- Beigao Location in Fujian
- Country: People's Republic of China
- Province: Fujian
- Prefecture-level city: Putian

Area
- • Total: 54 km^{2} (21 sq mi)

Population (2010)
- • Total: 93,684
- • Density: 1,700/km^{2} (4,500/sq mi)
- Time zone: UTC+8 (China Standard)

= Beigao Town =

Beigao Town is a town in Putian's Licheng District on the central coast of Fujian Province, China. It had 93,684 people in about 16,000 households during the 2010 census.

==Geography==
Beigao comprises part of the southern shore of Xinghua Bay on the Taiwan Strait and its hinterland.
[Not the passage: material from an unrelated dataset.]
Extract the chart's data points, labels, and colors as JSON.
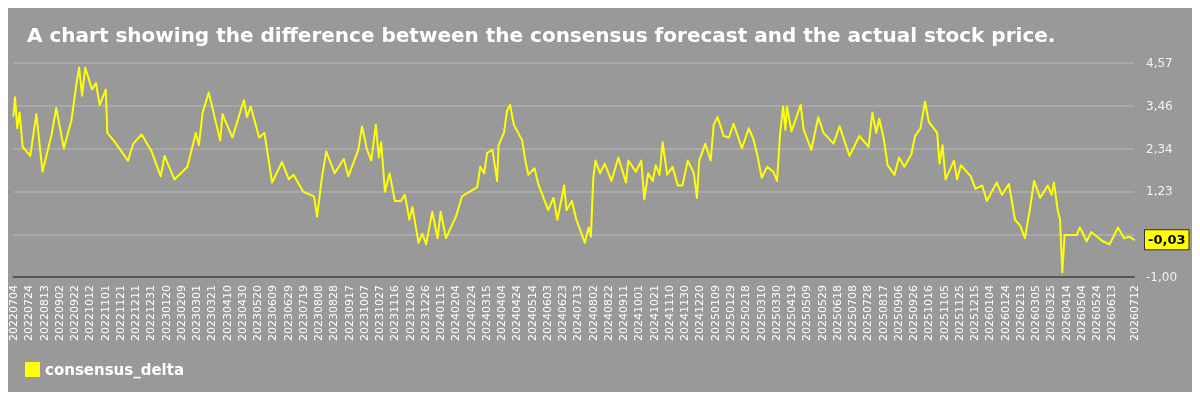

Its 54 km2 form the southeastern corner of Putian's prefecture, bordering Houhai Lake and Quanzhou.

==Administrative divisions==
Beigao is composed of 24 villages: Kengyuan (坑园村, Kēngyuán Cūn), Yuanhou (院后村, Yuànhòu Cūn), Chengshan (呈山村, Chéngshān Cūn), Beigao (北高村, Běigāo Cūn), Dongxiang (东乡村, Dōngxiāng Cūn), Houji (后积村, Hòujī Cūn), Tingjiang (汀江村, Tīngjiāng Cūn), Tingfeng (汀峰村, Tīngfēng Cūn), Jiangbian (江边村, Jiāngbiān Cūn), Gaoyang (高洋村, Gāoyáng Cūn), Gaofeng (高峰村, Gāofēng Cūn), Lanshan (栏山村, Lánshān Cūn), Fuling (福岭村, Fúlǐng Cūn), Duling (渡岭村, Dùlǐng Cūn), Wucheng (吴城村, Wúchéng Cūn), Shanqian (山前村, Shānqián Cūn), Chengtou (埕头村, Chéngtóu Cūn), Chengqian (埕前村, Chéngqián Cūn), Qianting (前亭村, Qiántíng Cūn), Chongqin (冲沁村, Chōngqìn Cūn), Donggao (东皋村, Dōnggāo Cūn), Zhuzhuang (竹庄村, Zhúzhuāng Cūn), Meilan (美兰村, Měilán Cūn), and Daifeng (岱峰村, Dàifēng Cūn). These oversee 128 zìráncūn (自然村) and 248 cūnmín xiǎozǔ (村民小组).